The women, all diagnosed with Stage 2 cancer that had not been detected beyond the lymph nodes, filled out questionnaires about stressors in their lives.
Severe stress after their cancer diagnosis had no relation to recurrence or death, says psychiatrist Karen Weihs of George Washington University School of Medicine in Washington, D.C. But major troubles in the year before diagnosis nearly tripled the women's odds of having a recurrence or dying from the disease, Weihs says. She and co-author Diane Blyler spoke to the American Psychosomatic Society recently in Phoenix.
Breast cancer is so stressful that it may swamp any other hassles, blurring the differences in life stress among the women after diagnosis, Weihs speculates.
But terrible jolts in the year before getting diagnosed could affect the body's ability to fight off disease, she says.
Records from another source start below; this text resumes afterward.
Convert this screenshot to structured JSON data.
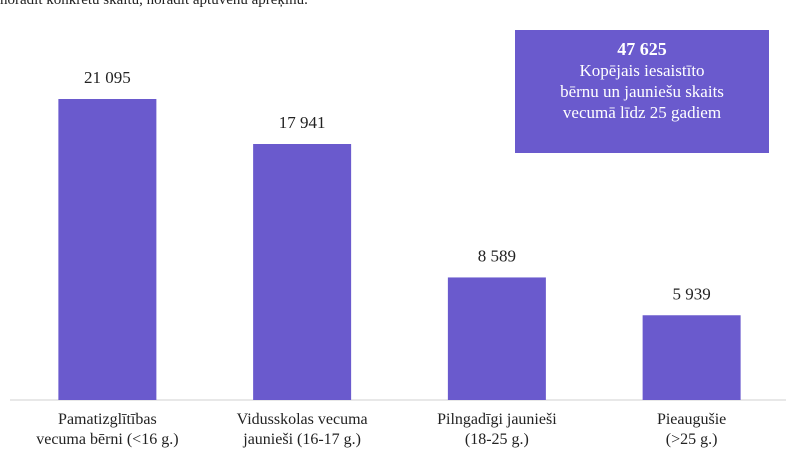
{
  "chart_data": {
    "type": "bar",
    "note": "norādīt konkrētu skaitu, norādīt aptuvenu aprēķinu.",
    "categories": [
      "Pamatizglītības\nvecuma bērni (<16 g.)",
      "Vidusskolas vecuma\njaunieši (16-17 g.)",
      "Pilngadīgi jaunieši\n(18-25 g.)",
      "Pieaugušie (>25 g.)"
    ],
    "values": [
      21095,
      17941,
      8589,
      5939
    ],
    "value_labels": [
      "21 095",
      "17 941",
      "8 589",
      "5 939"
    ],
    "color": "#6a5acd",
    "annotation": {
      "title": "47 625",
      "text": "Kopējais iesaistīto\nbērnu un jauniešu skaits\nvecumā līdz 25 gadiem",
      "color": "#6a5acd"
    }
  }
}
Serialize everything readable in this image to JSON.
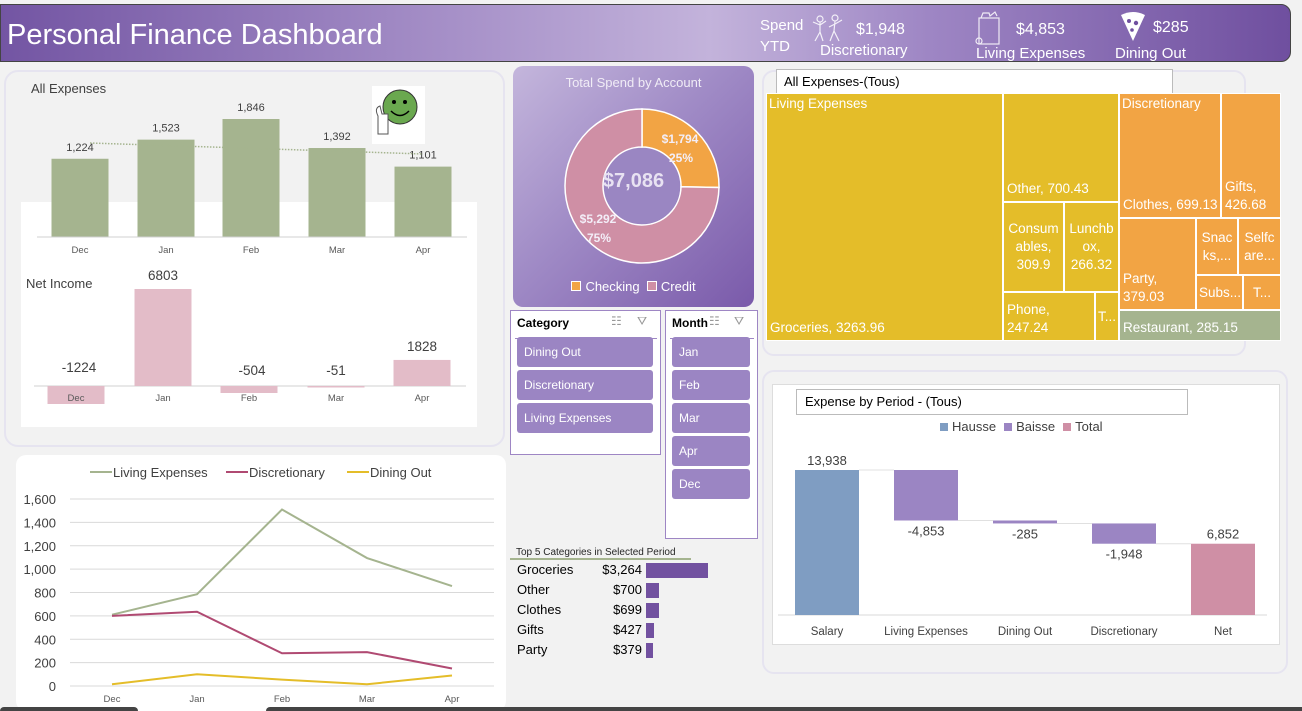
{
  "header": {
    "title": "Personal Finance Dashboard",
    "spend_label_1": "Spend",
    "spend_label_2": "YTD",
    "kpis": [
      {
        "value": "$1,948",
        "label": "Discretionary",
        "icon": "dancing-people-icon"
      },
      {
        "value": "$4,853",
        "label": "Living Expenses",
        "icon": "grocery-bag-icon"
      },
      {
        "value": "$285",
        "label": "Dining Out",
        "icon": "pizza-slice-icon"
      }
    ]
  },
  "all_expenses_chart": {
    "title": "All Expenses",
    "indicator_icon": "thumbs-up-smiley-icon",
    "chart_data": {
      "type": "bar",
      "title": "All Expenses",
      "categories": [
        "Dec",
        "Jan",
        "Feb",
        "Mar",
        "Apr"
      ],
      "values": [
        1224,
        1523,
        1846,
        1392,
        1101
      ],
      "value_labels": [
        "1,224",
        "1,523",
        "1,846",
        "1,392",
        "1,101"
      ],
      "trendline": "dotted linear",
      "ylim": [
        0,
        2000
      ]
    }
  },
  "net_income_chart": {
    "title": "Net Income",
    "chart_data": {
      "type": "bar",
      "title": "Net Income",
      "categories": [
        "Dec",
        "Jan",
        "Feb",
        "Mar",
        "Apr"
      ],
      "values": [
        -1224,
        6803,
        -504,
        -51,
        1828
      ],
      "value_labels": [
        "-1224",
        "6803",
        "-504",
        "-51",
        "1828"
      ]
    }
  },
  "line_chart": {
    "chart_data": {
      "type": "line",
      "categories": [
        "Dec",
        "Jan",
        "Feb",
        "Mar",
        "Apr"
      ],
      "yticks": [
        "0",
        "200",
        "400",
        "600",
        "800",
        "1,000",
        "1,200",
        "1,400",
        "1,600"
      ],
      "ylim": [
        0,
        1600
      ],
      "legend_position": "top",
      "series": [
        {
          "name": "Living Expenses",
          "color": "#a5b48f",
          "values": [
            610,
            785,
            1510,
            1095,
            855
          ]
        },
        {
          "name": "Discretionary",
          "color": "#b04a72",
          "values": [
            600,
            635,
            280,
            290,
            150
          ]
        },
        {
          "name": "Dining Out",
          "color": "#e4bd29",
          "values": [
            15,
            100,
            55,
            15,
            90
          ]
        }
      ]
    }
  },
  "donut": {
    "title": "Total Spend by Account",
    "total": "$7,086",
    "chart_data": {
      "type": "pie",
      "title": "Total Spend by Account",
      "slices": [
        {
          "name": "Checking",
          "value": 1794,
          "label": "$1,794",
          "percent": "25%",
          "color": "#f2a444"
        },
        {
          "name": "Credit",
          "value": 5292,
          "label": "$5,292",
          "percent": "75%",
          "color": "#cf8fa5"
        }
      ]
    }
  },
  "slicers": {
    "category": {
      "title": "Category",
      "items": [
        "Dining Out",
        "Discretionary",
        "Living Expenses"
      ]
    },
    "month": {
      "title": "Month",
      "items": [
        "Jan",
        "Feb",
        "Mar",
        "Apr",
        "Dec"
      ]
    }
  },
  "top5": {
    "title": "Top 5 Categories in Selected Period",
    "chart_data": {
      "type": "bar",
      "categories": [
        "Groceries",
        "Other",
        "Clothes",
        "Gifts",
        "Party"
      ],
      "values": [
        3264,
        700,
        699,
        427,
        379
      ],
      "value_labels": [
        "$3,264",
        "$700",
        "$699",
        "$427",
        "$379"
      ]
    }
  },
  "treemap": {
    "filter_title": "All Expenses-(Tous)",
    "groups": [
      {
        "name": "Living Expenses",
        "color": "#e4bd29"
      },
      {
        "name": "Discretionary",
        "color": "#f2a444"
      },
      {
        "name": "Dining Out",
        "color": "#a5b48f"
      }
    ],
    "tiles": [
      {
        "label": "Groceries, 3263.96",
        "group": "Living Expenses",
        "value": 3263.96
      },
      {
        "label": "Other, 700.43",
        "group": "Living Expenses",
        "value": 700.43
      },
      {
        "label": "Consum ables, 309.9",
        "group": "Living Expenses",
        "value": 309.9
      },
      {
        "label": "Lunchb ox, 266.32",
        "group": "Living Expenses",
        "value": 266.32
      },
      {
        "label": "Phone, 247.24",
        "group": "Living Expenses",
        "value": 247.24
      },
      {
        "label": "T...",
        "group": "Living Expenses"
      },
      {
        "label": "Clothes, 699.13",
        "group": "Discretionary",
        "value": 699.13
      },
      {
        "label": "Gifts, 426.68",
        "group": "Discretionary",
        "value": 426.68
      },
      {
        "label": "Party, 379.03",
        "group": "Discretionary",
        "value": 379.03
      },
      {
        "label": "Snac ks,...",
        "group": "Discretionary"
      },
      {
        "label": "Selfc are...",
        "group": "Discretionary"
      },
      {
        "label": "Subs...",
        "group": "Discretionary"
      },
      {
        "label": "T...",
        "group": "Discretionary"
      },
      {
        "label": "Restaurant, 285.15",
        "group": "Dining Out",
        "value": 285.15
      }
    ]
  },
  "waterfall": {
    "filter_title": "Expense by Period - (Tous)",
    "legend": [
      {
        "name": "Hausse",
        "color": "#7f9dc2"
      },
      {
        "name": "Baisse",
        "color": "#9b85c3"
      },
      {
        "name": "Total",
        "color": "#cf8fa5"
      }
    ],
    "chart_data": {
      "type": "bar",
      "subtype": "waterfall",
      "categories": [
        "Salary",
        "Living Expenses",
        "Dining Out",
        "Discretionary",
        "Net"
      ],
      "values": [
        13938,
        -4853,
        -285,
        -1948,
        6852
      ],
      "value_labels": [
        "13,938",
        "-4,853",
        "-285",
        "-1,948",
        "6,852"
      ],
      "kinds": [
        "Hausse",
        "Baisse",
        "Baisse",
        "Baisse",
        "Total"
      ],
      "ylim": [
        0,
        14000
      ]
    }
  }
}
Women in the study had sons fighting AIDS, had lost their jobs and faced other traumas. "Their immune system may already be maxed out," says Weihs, so they could be vulnerable to more lethal forms of cancer.
Psychologist Steven Tovian says he sees no tie between life stress before diagnosis and dying, "but it would be difficult to prove either way."
"We are learning more and more that stress does affect the immune system, though we're not at a point yet to say it causes cancer. There are so many individual differences in immune function, and stress affects people differently," says Tovian, director of the health psychology program at Evanston Northwestern Healthcare in Evanston, Ill.
Weihs intends to repeat the study with 500 patients.